Hong, his co-lead, said in a May 20 interview with the Bay Area radio station KPFA, that BOARS had been cowed by outside criticism. She called it the “internalization of fear.”
Noting that the UC governance structure is probably 70% white, Hong added, “When it comes to an issue like ethnic studies, we the ethnic studies scholars and teacher practitioners are disproportionately not at the table when decisions are made. It’s not a democratic structure whatsoever, and that has to shift.”
Those who have sent letters opposing the draft criteria include UCLA Law School Professor Richard Sander and the Foundation Against Intolerance and Racism, a national nonprofit. Both letters state the draft criteria for a new “H” requirement would lead to content that is highly political and ideological.
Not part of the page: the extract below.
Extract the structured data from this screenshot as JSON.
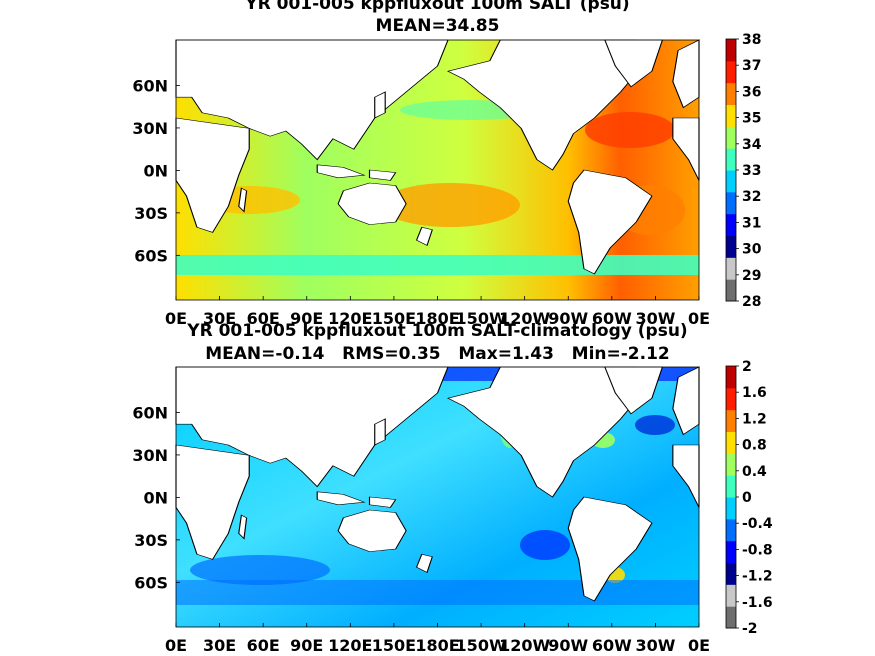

Sander, in a May 31 letter signed by 172 UC faculty members, wrote the ethnic studies proposal would be “radical departure” from UC’s past approach to courses required for admissions, which “are all about the acquisition of key skills in high school, not about learning specific ideas or doctrines.” The letter called the proposal an “end run around” the State Board’s compromise framework and will be viewed as “presumptuous, disruptive, and disrespectful of California’s public policy-making process.”
In a harsh assessment, FAIR, which will publish FAIRStory, its own version of ethnic studies, in coming months, urged BOARS not to choose the Liberated Ethnic Studies model. That approach promotes “divisive and radical ideas that pressure students to become activists to foment a political revolution” instead teaching “positive and universal lessons in empathy and compassion across multiple ethnicities,” the letter asserted.
Letitia Kim, who is managing director of FAIR’s legal network and is based in the Bay Area, said, “We believe it’s a good thing for people to be exposed to many different ideas, including critical race theory. But it should not be the only lens through which things are being taught.”
Jolivette disputed criticisms of the criteria. “It’s not about bashing whites or any other group based on race. We’re not saying capitalism should be destroyed. This criteria is about making sure we recognize racial divisions so we don’t continue to have the kind of violent acts we saw in Buffalo a few weeks ago,” he said.
“People are uncomfortable talking about race. They are afraid to honestly address the ugly stains of ongoing racial oppression,” he said.